- Date: 29 September – 5 October
- Edition: 12th
- Surface: Hard (Indoor)
- Location: Mouilleron-le-Captif, France

Champions

Singles
- Nicolai Budkov Kjær

Doubles
- Grégoire Jacq / Albano Olivetti
- ← 2024 · Open de Vendée · 2026 →

= 2025 Open de Vendée =

The 2025 Open de Vendée was a professional tennis tournament played on hard courts. It was the 12th edition of the tournament which was part of the 2025 ATP Challenger Tour. It took place in Mouilleron-le-Captif, France between 29 September and 5 October 2025.

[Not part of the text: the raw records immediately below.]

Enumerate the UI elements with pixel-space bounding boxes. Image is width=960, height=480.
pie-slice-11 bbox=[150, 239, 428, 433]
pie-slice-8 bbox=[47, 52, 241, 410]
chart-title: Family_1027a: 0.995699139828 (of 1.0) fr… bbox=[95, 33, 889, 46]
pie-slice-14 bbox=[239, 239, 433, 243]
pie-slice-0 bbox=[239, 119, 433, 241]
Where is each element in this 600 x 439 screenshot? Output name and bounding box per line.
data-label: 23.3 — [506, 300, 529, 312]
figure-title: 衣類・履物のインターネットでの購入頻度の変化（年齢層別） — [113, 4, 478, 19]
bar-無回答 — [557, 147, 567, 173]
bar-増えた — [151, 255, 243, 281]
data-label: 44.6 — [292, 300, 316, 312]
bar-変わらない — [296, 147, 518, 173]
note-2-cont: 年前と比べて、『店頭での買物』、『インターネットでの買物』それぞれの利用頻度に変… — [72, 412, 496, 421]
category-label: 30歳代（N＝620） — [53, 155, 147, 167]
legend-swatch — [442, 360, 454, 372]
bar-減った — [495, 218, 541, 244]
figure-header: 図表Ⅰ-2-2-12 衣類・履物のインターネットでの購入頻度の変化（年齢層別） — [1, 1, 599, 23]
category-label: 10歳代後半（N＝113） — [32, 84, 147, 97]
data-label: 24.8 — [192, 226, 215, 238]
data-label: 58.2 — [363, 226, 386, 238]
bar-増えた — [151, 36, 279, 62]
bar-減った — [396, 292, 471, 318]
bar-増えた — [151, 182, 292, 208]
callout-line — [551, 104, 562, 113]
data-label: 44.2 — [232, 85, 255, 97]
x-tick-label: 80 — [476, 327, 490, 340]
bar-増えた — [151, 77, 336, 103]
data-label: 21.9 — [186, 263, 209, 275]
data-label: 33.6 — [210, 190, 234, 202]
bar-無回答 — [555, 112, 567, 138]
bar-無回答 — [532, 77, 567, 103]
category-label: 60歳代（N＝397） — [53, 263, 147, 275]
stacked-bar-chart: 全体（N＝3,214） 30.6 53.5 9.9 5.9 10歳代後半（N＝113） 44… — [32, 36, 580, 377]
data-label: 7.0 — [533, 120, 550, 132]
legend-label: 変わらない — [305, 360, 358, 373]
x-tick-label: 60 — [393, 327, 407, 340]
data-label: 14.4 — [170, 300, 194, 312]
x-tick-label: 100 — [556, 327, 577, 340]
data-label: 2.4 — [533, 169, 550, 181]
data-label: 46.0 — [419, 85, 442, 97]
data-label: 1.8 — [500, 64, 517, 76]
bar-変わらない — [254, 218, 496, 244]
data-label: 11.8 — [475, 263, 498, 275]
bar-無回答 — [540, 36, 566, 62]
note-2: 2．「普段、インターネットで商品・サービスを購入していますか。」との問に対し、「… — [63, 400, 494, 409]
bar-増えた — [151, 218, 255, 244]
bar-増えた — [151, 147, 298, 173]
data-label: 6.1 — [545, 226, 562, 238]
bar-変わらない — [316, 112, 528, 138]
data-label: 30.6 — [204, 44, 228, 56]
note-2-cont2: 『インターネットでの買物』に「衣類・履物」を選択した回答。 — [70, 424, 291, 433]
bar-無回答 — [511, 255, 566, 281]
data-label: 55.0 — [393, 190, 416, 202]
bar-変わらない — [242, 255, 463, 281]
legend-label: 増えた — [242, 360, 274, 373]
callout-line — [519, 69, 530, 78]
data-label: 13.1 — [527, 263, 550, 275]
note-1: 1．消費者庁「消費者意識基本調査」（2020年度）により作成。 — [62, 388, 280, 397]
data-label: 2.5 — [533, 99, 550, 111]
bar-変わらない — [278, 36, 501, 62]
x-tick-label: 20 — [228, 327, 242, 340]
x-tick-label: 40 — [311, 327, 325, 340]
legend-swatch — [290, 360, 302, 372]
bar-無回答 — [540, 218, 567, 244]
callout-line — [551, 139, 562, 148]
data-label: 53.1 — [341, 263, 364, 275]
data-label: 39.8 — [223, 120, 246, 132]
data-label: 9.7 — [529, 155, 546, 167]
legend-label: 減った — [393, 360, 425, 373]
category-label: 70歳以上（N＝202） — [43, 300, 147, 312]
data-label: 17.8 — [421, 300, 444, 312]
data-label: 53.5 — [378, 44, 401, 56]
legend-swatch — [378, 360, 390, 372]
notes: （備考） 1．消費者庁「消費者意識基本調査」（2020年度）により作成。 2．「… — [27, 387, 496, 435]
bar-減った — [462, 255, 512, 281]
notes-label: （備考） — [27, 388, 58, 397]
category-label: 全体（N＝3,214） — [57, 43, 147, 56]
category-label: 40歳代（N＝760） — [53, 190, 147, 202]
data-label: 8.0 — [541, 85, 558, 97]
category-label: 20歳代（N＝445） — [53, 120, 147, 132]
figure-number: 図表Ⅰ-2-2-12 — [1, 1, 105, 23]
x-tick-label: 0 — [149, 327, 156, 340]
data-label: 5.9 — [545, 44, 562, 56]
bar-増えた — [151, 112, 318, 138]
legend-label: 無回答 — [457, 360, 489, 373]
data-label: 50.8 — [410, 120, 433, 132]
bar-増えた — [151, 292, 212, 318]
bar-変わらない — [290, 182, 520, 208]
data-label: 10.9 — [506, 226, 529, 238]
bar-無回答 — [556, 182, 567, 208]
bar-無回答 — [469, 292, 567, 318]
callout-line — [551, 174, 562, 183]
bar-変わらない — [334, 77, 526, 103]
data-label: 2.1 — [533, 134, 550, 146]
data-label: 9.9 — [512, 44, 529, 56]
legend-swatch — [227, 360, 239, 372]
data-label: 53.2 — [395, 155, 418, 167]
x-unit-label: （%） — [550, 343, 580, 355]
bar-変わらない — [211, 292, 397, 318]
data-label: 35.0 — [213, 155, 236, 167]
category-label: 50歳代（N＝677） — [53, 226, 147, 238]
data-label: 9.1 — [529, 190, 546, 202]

==Singles main-draw entrants==
===Seeds===

| Country | Player | Rank^{1} | Seed |
|---|---|---|---|
| BEL | Raphaël Collignon | 93 | 1 |
| FRA | Hugo Gaston | 105 | 2 |
| BEL | Alexander Blockx | 121 | 3 |
| ITA | Francesco Passaro | 139 | 4 |
| FRA | Pierre-Hugues Herbert | 141 | 5 |
| EST | Mark Lajal | 145 | 6 |
| NOR | Nicolai Budkov Kjær | 155 | 7 |
| CAN | Alexis Galarneau | 180 | 8 |

- ^{1} Rankings are as of 22 September 2025.

===Other entrants===
The following players received wildcards into the singles main draw:
- FRA Geoffrey Blancaneaux
- FRA Mickael Kaouk
- FRA Loann Massard

The following player received entry into the singles main draw using a protected ranking:
- FIN Emil Ruusuvuori

The following player received entry into the singles main draw through the Junior Accelerator programme:
- NED Mees Röttgering

The following player received entry into the singles main draw through the Next Gen Accelerator programme:
- GBR Henry Searle

The following player received entry into the singles main draw as an alternate:
- FRA Matteo Martineau

The following players received entry from the qualifying draw:
- SUI Rémy Bertola
- GBR Stuart Parker
- FRA Lucas Poullain
- NED Jelle Sels
- GBR Hamish Stewart
- Nikolay Vylegzhanin

The following player received entry as a lucky loser:
- LAT Robert Strombachs

==Champions==
===Singles===

- NOR Nicolai Budkov Kjær def. USA Patrick Kypson 6–0, 6–3.

===Doubles===

- FRA Grégoire Jacq / FRA Albano Olivetti def. GBR Hamish Stewart / GBR Harry Wendelken 7–6^{(7–5)}, 6–3.